Trump is a latecomer to the conservative movement laser-focused on schools, compared to ambitious GOP governors such as DeSantis and Virginia’s Glenn Youngkin, who have enacted state-level policies that have won cheers on the right and have alarmed civil rights leaders, Democrats, and some community leaders.

DeSantis has waged what he refers to as a war on “woke” ideology and the left’s “indoctrination” of students — calling for dismantling diversity programs at the state’s colleges and universities and signing a law restricting school discussions of sexual orientation and gender identity.

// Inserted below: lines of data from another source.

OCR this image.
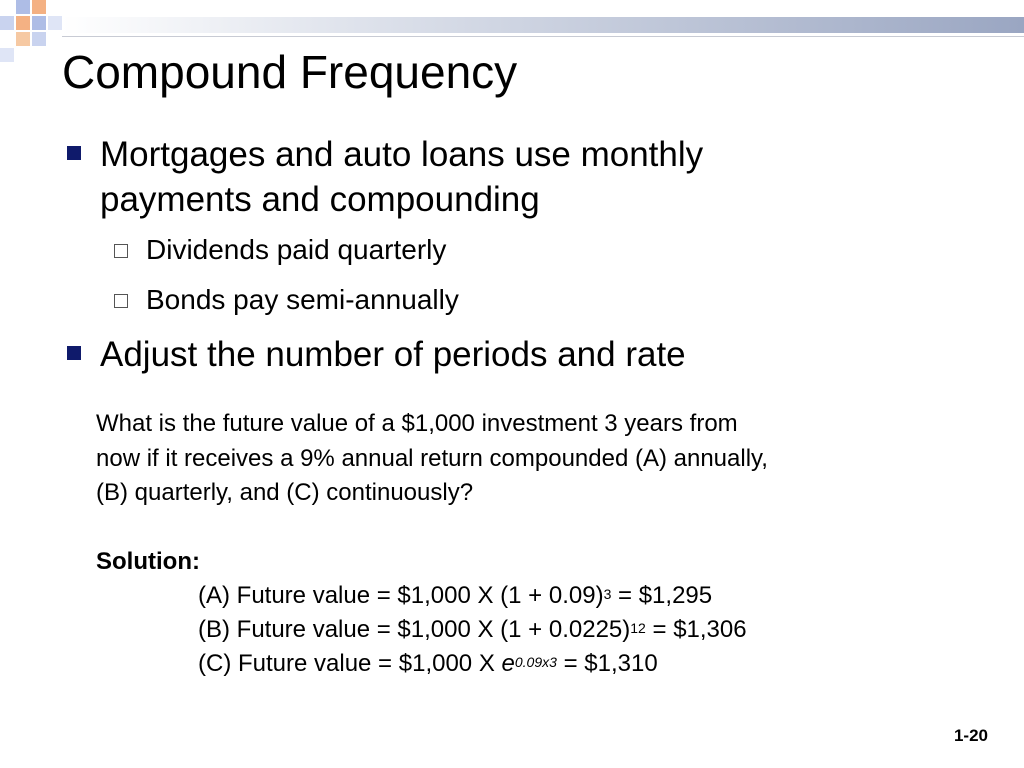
Compound Frequency
Mortgages and auto loans use monthly
payments and compounding
Dividends paid quarterly
Bonds pay semi-annually
Adjust the number of periods and rate
What is the future value of a $1,000 investment 3 years from
now if it receives a 9% annual return compounded (A) annually,
(B) quarterly, and (C) continuously?
Solution:
(A) Future value = $1,000 X $(1 + 0.09)^3$ = $1,295
(B) Future value = $1,000 X $(1 + 0.0225)^{12}$ = $1,306
(C) Future value = $1,000 X $e^{0.09x3}$ = $1,310
1-20
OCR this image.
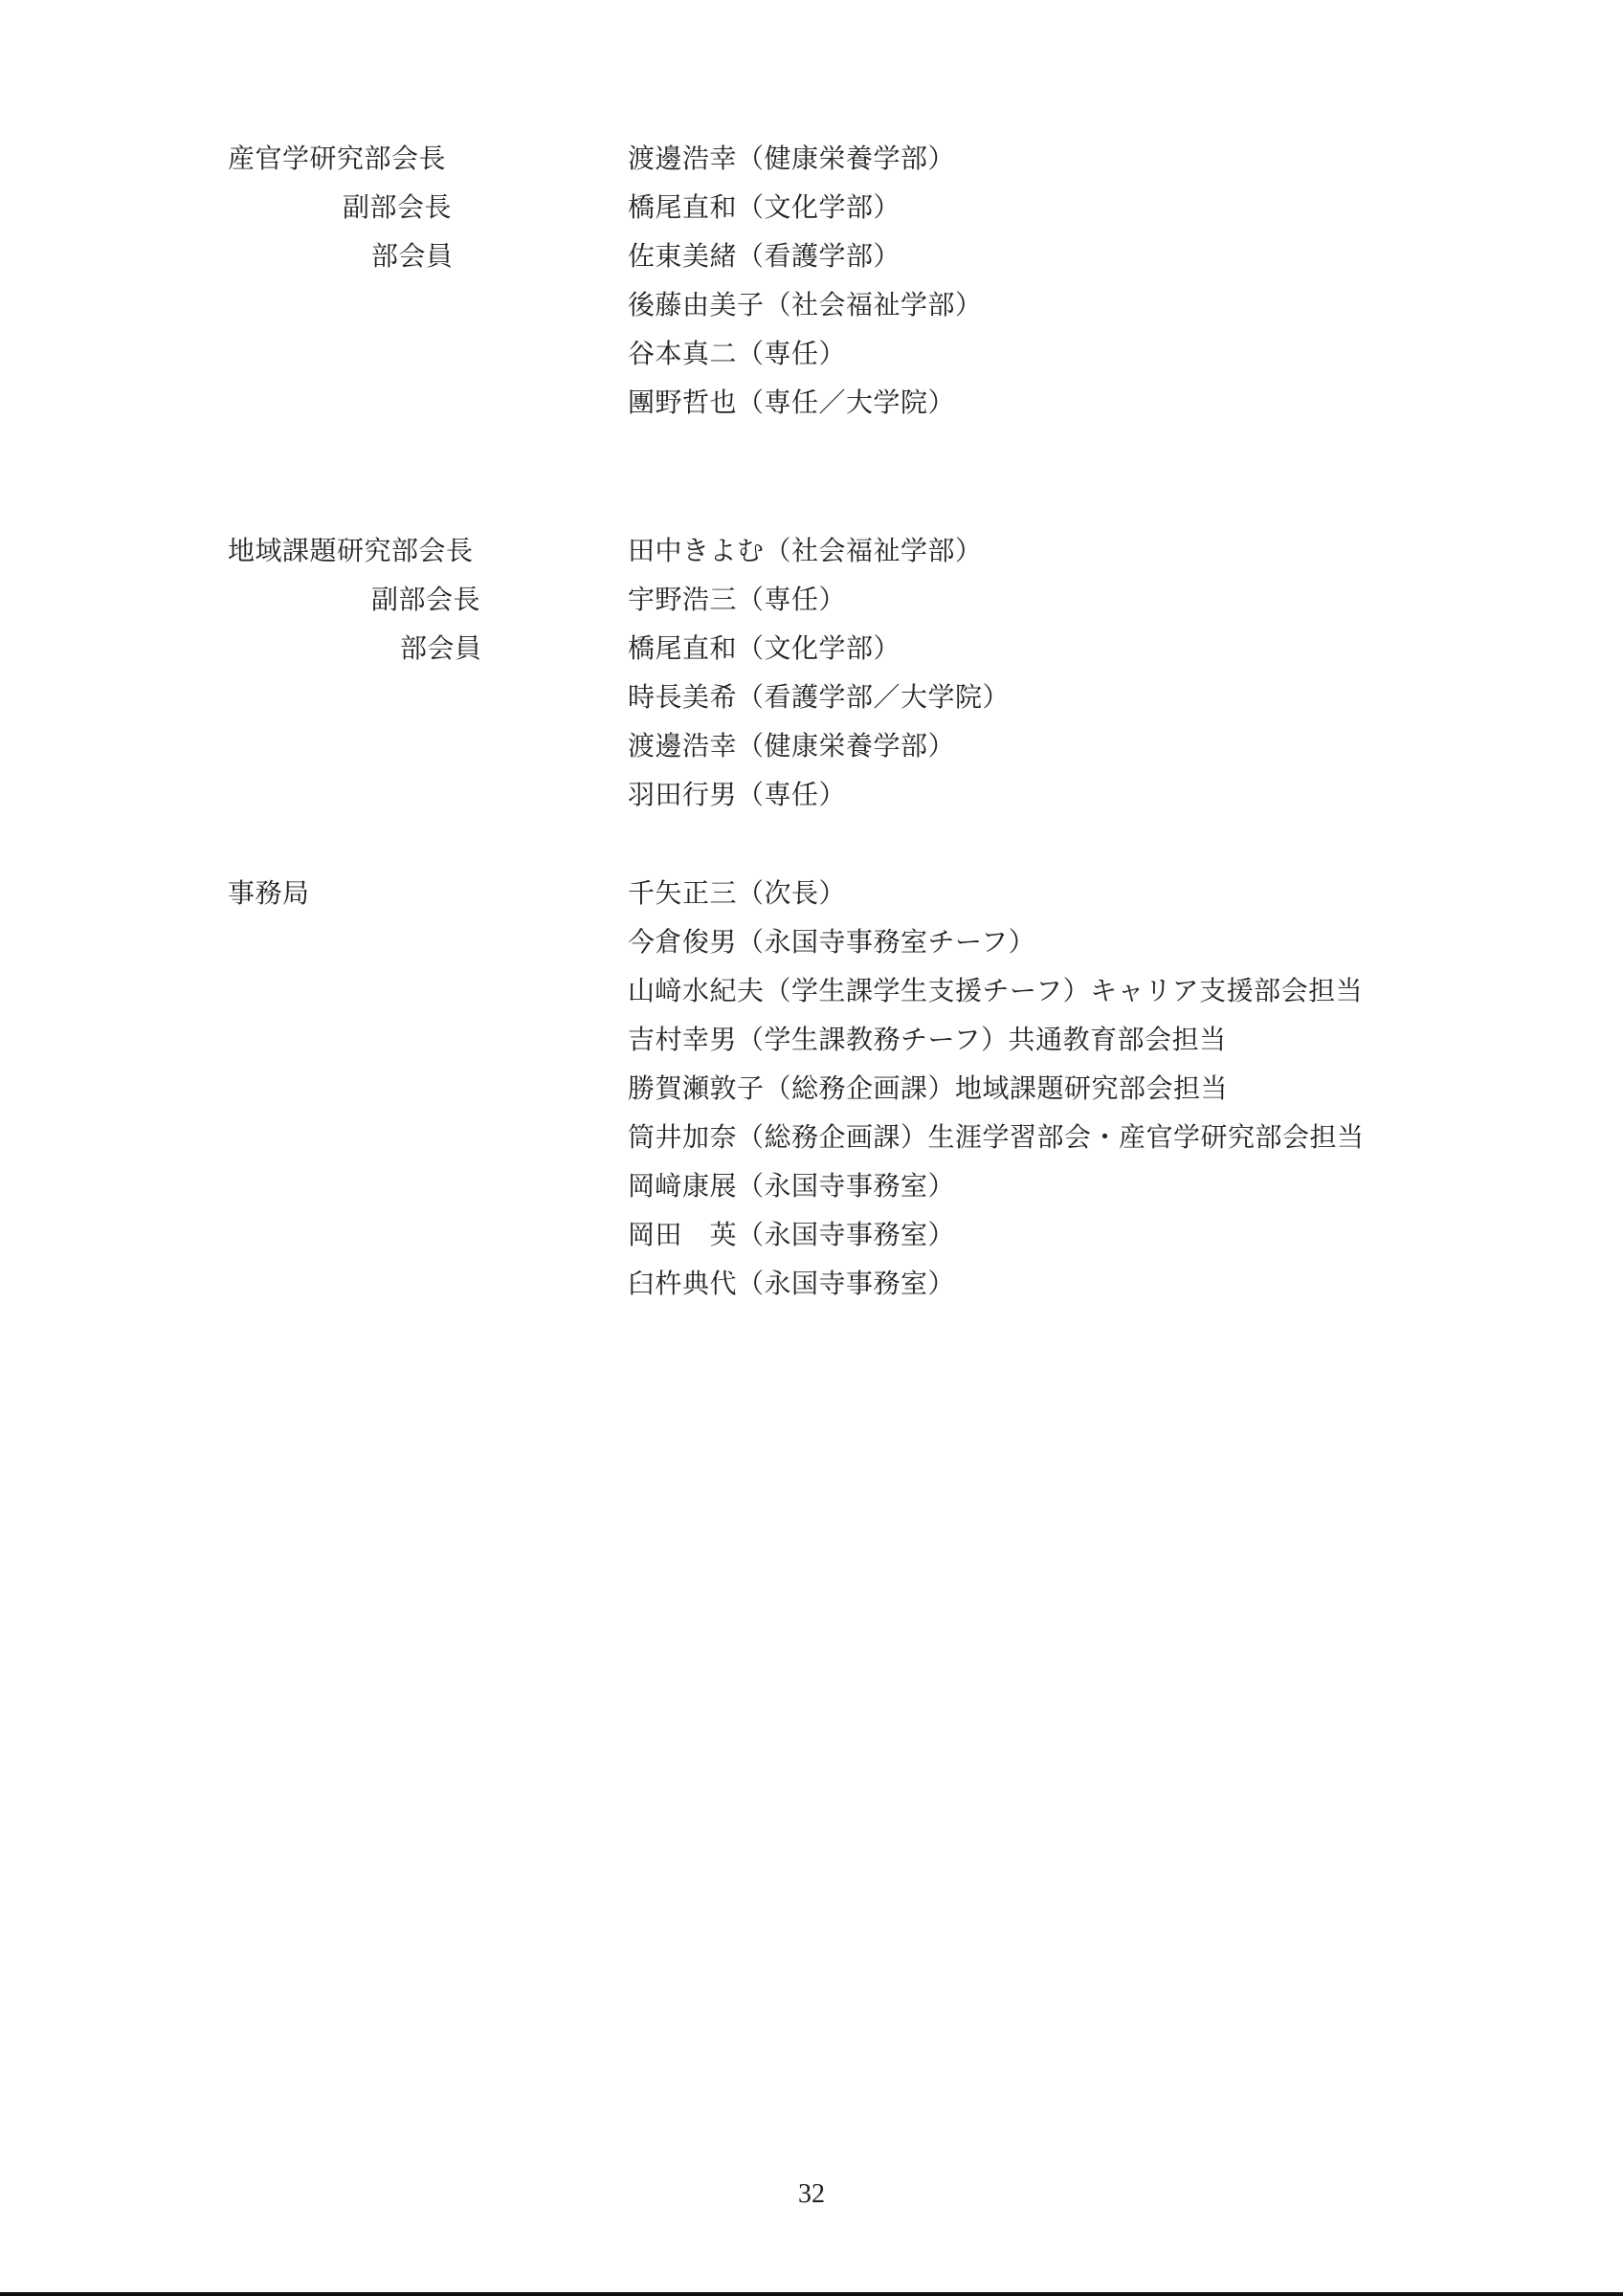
産官学研究部会長
副部会長
部会員
渡邊浩幸（健康栄養学部）
橋尾直和（文化学部）
佐東美緒（看護学部）
後藤由美子（社会福祉学部）
谷本真二（専任）
團野哲也（専任／大学院）
地域課題研究部会長
副部会長
部会員
田中きよむ（社会福祉学部）
宇野浩三（専任）
橋尾直和（文化学部）
時長美希（看護学部／大学院）
渡邊浩幸（健康栄養学部）
羽田行男（専任）
事務局	千矢正三（次長）
今倉俊男（永国寺事務室チーフ）
山﨑水紀夫（学生課学生支援チーフ）キャリア支援部会担当
吉村幸男（学生課教務チーフ）共通教育部会担当
勝賀瀬敦子（総務企画課）地域課題研究部会担当
筒井加奈（総務企画課）生涯学習部会・産官学研究部会担当
岡﨑康展（永国寺事務室）
岡田　英（永国寺事務室）
臼杵典代（永国寺事務室）
32
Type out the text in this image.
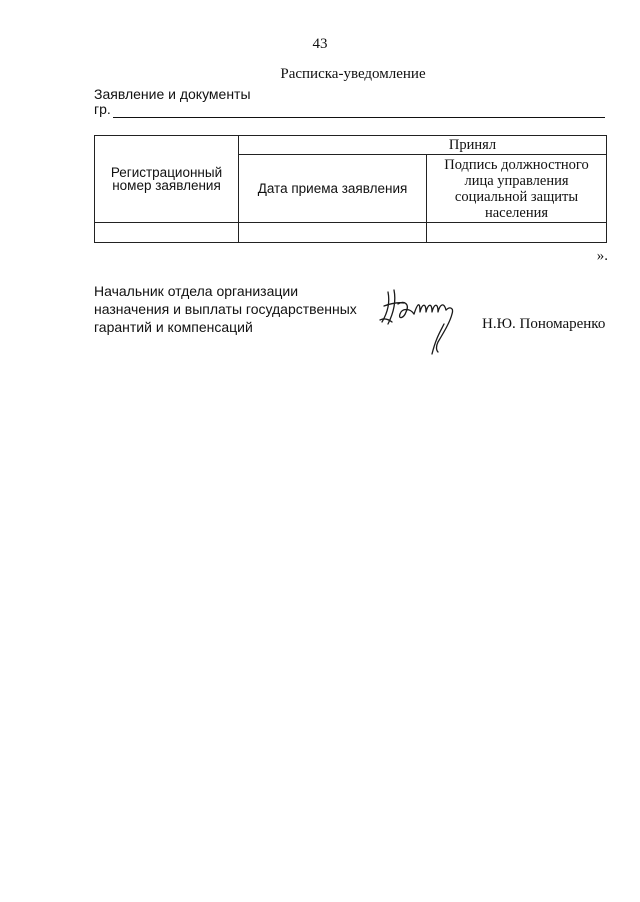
43
Расписка-уведомление
Заявление и документы
гр.
Регистрационный номер заявления	Принял	
	Дата приема заявления	Подпись должностного лица управления социальной защиты населения

».
Начальник отдела организации
назначения и выплаты государственных
гарантий и компенсаций	Н.Ю. Пономаренко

On Monday, Trump told reporters that he wasn’t worried about the challenge that DeSantis presents to his White House aspirations. And though he has held events in several states since the end of last year, he insisted to reporters: “I really started campaigning a couple of weeks ago.”

Questioned on whether he regrets endorsing DeSantis when he ran for governor in 2018, Trump replied: “Yeah, maybe.”

Trump said he nicknamed DeSantis “Ron DeSanctimonious,” in reference to the lack of gratitude he claimed that DeSantis has shown after Trump bolstered his political rise.

DeSantis’s aides did not immediately respond to a request for comment.

During his speech, Trump criticized DeSantis’s past stances on Medicare and Social Security, charging that the governor wanted to decimate Social Security and favored “severely” cutting Medicare. Trump also sought to tie DeSantis to Paul D. Ryan, the former Wisconsin congressman and House speaker who proposed replacing Medicare by giving seniors money for private health insurance.

“I will not be cutting Medicare, and I will not be cutting Social Security,” Trump said. “Ron was a disciple of Paul Ryan.”

While he was serving in Congress, DeSantis voted for three nonbinding budget resolutions that called for raising the retirement age and slowing future spending growth for Social Security.

DeSantis has charted a different course on those issues as they have become larger political liabilities for his potential campaign. On Fox News, DeSantis recently said that Republicans were “not going to mess with Social Security.”

Speaking in a state that is the nation’s biggest producer of ethanol, Trump also alleged that DeSantis was “very, very bad on ethanol. He fought it all the way.” In 2017, DeSantis co-sponsored a bill known as the Renewable Fuel Standard Elimination Act, which would have eliminated the requirement for the blending of biofuels like ethanol into the nation’s transportation fuels.